The act of building is optimistic. It invests the resources we have today in our descendants and future selves, in the confidence that they will put what we give them to good use. Embracing that optimism is worth some sacrifice today – even if that sacrifice involves a few lost trees.
Jessica
Looking at the Oxford-Cambridge Arc through an architectural lens, it is not hard to find the scheme greatly flawed. One of the first things you learn when studying architecture is that the most sustainable building strategy is not to build at all. Although that is highly utopian, and in a growing economy not at all possible, I question whether a scheme on this large a scale is needed to provide new jobs or housing.
My concern lies with the funding of new and ‘innovative’ schemes that ignore many of the social and environmental issues we are facing. There are areas left in deprivation, needing to be retrofitted or reestablished, in places that are already built-up. We often hear about the decline of the high street or the vacancy of towns, so why not build those areas up instead? Consider the environment and the loss of green space within the UK – do we really need more grey belt in the South East?
As a fan of a train expedition across the country, I will admit that re-opening the Varsity railway seems appealing. Yet local people have already lobbied against East West Rail going through certain areas at risk of losing biodiversity. While EWR is working with the rural townsfolk and promises jobs, its construction is only a short-term scheme bringing temporary benefits, with its longer-term ones threatened by a lack of completion, since the UK doesn’t exactly have the best track record for correctly estimating how much their schemes cost.
“Is scheme on this scale needed to provide new jobs or housing”
New housing projects are already in motion in the Unitary Authority, the counties connecting Oxford and Cambridge. Bedfordshire has had new projects that have lacked care in their design, new housing and industry that are only connected by roads, rather than public transport. A lot of these schemes promise housing and jobs but disregard the deeper issues regarding facilities – areas of Bedford have been developed with no schools. I do not think a singular railroad will fix the ‘issues of connection’ that the Cambridge-Oxford Arc aims to do.
If this is the lack of care we have on our smaller schemes, I think it’s clear that a larger scheme spanning five counties will not care about the rural lives it will change. Perhaps I am being pessimistic – there is a chance that the scheme works around the current lives of the area without upending them for some capitalist dystopia.

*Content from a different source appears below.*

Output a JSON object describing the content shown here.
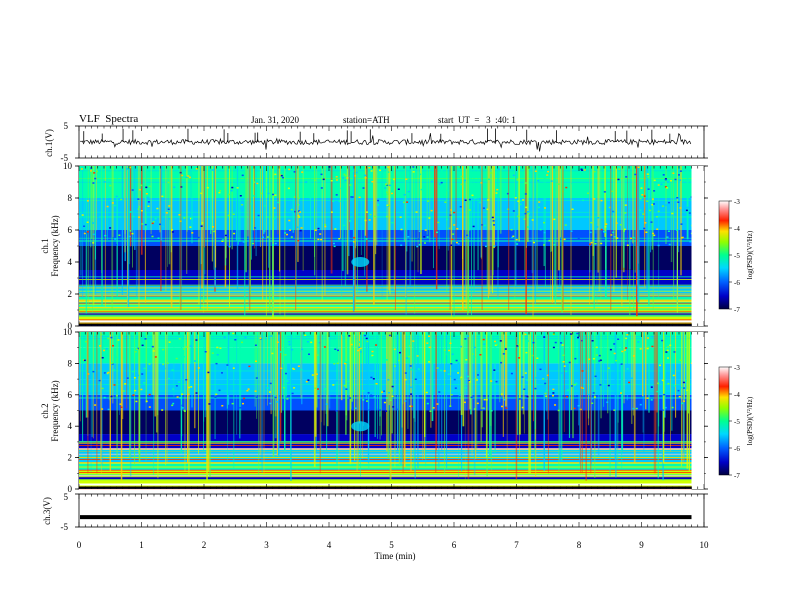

But, judging by the current backlash, it’s clear that dwellers of areas impacted by EWR do not want something ‘new’ or ‘innovative’, what they want is their lives left undisturbed.

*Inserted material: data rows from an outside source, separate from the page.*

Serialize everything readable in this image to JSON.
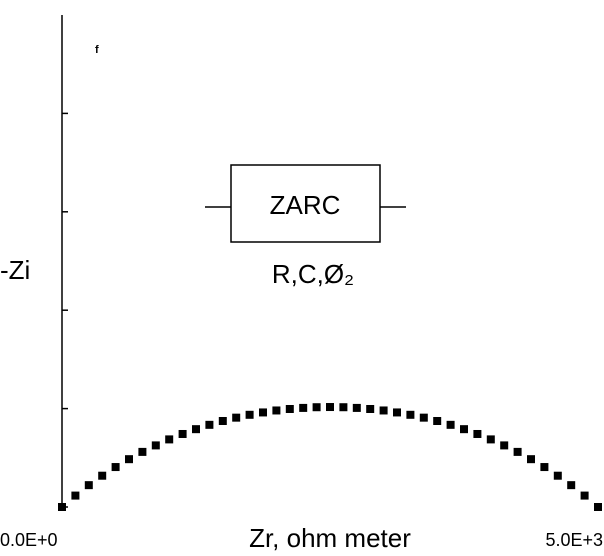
{
  "chart_data": {
    "type": "scatter",
    "panel_label": "f",
    "x_label": "Zr, ohm meter",
    "y_label": "-Zi",
    "annotation": {
      "box": "ZARC",
      "params": "R,C,Ø₂"
    },
    "xlim": [
      0,
      5000
    ],
    "xticks": [
      {
        "value": 0,
        "label": "0.0E+0"
      },
      {
        "value": 5000,
        "label": "5.0E+3"
      }
    ],
    "ylim": [
      0,
      5000
    ],
    "yticks": [
      0,
      1000,
      2000,
      3000,
      4000
    ],
    "color": "#000000",
    "x": [
      0,
      125,
      250,
      375,
      500,
      625,
      750,
      875,
      1000,
      1125,
      1250,
      1375,
      1500,
      1625,
      1750,
      1875,
      2000,
      2125,
      2250,
      2375,
      2500,
      2625,
      2750,
      2875,
      3000,
      3125,
      3250,
      3375,
      3500,
      3625,
      3750,
      3875,
      4000,
      4125,
      4250,
      4375,
      4500,
      4625,
      4750,
      4875,
      5000
    ],
    "values": [
      0,
      116,
      222,
      318,
      406,
      486,
      560,
      626,
      687,
      742,
      791,
      835,
      874,
      908,
      937,
      961,
      981,
      996,
      1007,
      1014,
      1016,
      1014,
      1007,
      996,
      981,
      961,
      937,
      908,
      874,
      835,
      791,
      742,
      687,
      626,
      560,
      486,
      406,
      318,
      222,
      116,
      0
    ]
  }
}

The act of building is not optimistic; in the UK it is wasteful and uncaring. A quarter of the UK’s carbon emissions come from buildings. Construction strategies mean that we overuse concrete and materials in every project; a large-scale project like this would only worsen it. It is unrealistic to think that the UK will have developed sustainable construction methods before construction takes place, resulting in excessive use of materials and high emissions from transportation.
For years, we have disregarded the environment for economic development. I wonder at what point we will stop. When we finally do, what will be left of the people and environments we have harmed?